Protection of the mind, hifdh al aql.
Adolescent addictive and self-destructive behaviors can be considered aberrations of the mind. The most significant adolescent health problem is addiction to nicotine, alcohol, and drugs with their mental and physical consequences. Adolescents are susceptible to addictions because of their cognitive immaturity, failure to control emotions and drives, and peer or media pressures.

The adolescent social environment affects behavior that will lead to addiction for example the socio-demographic factors for adolescent smoking are environmental including living in a household with one parent or no parent,[7] parental or best friend smoking[8], exposure to secondary smoking acting through nicotine addiction,[9],[10] watching movies with smoking scenes.[11]

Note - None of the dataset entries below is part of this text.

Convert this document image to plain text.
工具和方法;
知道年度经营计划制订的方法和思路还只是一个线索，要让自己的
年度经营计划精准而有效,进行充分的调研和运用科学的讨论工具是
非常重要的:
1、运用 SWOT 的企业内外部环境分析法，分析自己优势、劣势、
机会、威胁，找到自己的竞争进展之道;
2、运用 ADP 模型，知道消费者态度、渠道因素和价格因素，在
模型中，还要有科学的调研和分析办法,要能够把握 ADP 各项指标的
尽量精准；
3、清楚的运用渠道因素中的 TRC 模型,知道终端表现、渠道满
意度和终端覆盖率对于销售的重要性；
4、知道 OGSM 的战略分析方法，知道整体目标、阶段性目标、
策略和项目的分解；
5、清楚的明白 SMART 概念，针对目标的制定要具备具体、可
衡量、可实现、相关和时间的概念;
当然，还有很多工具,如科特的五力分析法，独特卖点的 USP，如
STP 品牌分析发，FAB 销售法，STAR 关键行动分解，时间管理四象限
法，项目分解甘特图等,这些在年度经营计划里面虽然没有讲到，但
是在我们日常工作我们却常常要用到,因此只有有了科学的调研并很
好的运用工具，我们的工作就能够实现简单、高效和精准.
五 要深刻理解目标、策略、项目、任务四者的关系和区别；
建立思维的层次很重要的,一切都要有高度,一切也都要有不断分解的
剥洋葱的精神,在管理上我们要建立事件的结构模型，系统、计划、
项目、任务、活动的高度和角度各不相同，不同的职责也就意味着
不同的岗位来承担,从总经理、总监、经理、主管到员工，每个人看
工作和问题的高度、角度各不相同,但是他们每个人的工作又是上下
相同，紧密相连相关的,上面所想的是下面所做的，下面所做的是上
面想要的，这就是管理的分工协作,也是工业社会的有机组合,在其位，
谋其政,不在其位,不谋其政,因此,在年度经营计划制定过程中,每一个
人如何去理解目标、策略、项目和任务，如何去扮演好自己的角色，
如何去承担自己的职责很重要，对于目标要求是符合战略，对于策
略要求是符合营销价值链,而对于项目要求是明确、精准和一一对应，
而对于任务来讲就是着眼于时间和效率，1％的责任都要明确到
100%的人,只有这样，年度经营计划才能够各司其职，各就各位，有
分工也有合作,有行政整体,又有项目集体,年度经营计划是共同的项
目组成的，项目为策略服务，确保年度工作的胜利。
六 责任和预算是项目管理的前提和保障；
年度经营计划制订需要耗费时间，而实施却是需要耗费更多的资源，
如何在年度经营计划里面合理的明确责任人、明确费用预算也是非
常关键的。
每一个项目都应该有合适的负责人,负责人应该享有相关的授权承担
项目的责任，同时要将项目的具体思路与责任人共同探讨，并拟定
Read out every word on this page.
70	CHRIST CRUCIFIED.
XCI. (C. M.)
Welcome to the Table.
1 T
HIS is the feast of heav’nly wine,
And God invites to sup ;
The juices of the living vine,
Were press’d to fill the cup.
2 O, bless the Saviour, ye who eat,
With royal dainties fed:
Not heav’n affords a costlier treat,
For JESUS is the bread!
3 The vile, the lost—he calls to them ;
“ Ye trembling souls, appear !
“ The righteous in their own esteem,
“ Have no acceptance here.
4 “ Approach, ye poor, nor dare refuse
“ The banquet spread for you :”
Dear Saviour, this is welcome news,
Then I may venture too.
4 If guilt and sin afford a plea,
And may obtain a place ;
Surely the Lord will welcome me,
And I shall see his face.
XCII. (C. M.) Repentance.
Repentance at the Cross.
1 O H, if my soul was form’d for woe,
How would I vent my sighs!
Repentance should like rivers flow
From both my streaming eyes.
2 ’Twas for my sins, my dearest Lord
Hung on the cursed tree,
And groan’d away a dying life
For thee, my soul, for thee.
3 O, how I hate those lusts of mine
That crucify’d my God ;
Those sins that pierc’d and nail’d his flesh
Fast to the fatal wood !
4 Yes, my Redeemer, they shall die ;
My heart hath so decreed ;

The socio-demographic risk factors of alcohol addiction are: movies with alcohol themes[12], friends[13], and conflict with parents[14]. Alcohol, named by the Prophet as the mother of all evils, umm al kabair[15], leads to risky sexual behavior in adolescence[16] and adulthood.[17]Binge drinking is associated with structural[18] and functional[19] changes in the brain.Genes have been found to interact in multifactorial adolescent alcohol pathways with such factors as parenting rule setting,[20] peer influence,[21] the psychosocial environment,[22] stressful life events,[23] and family malfunction or mistreatment.[24]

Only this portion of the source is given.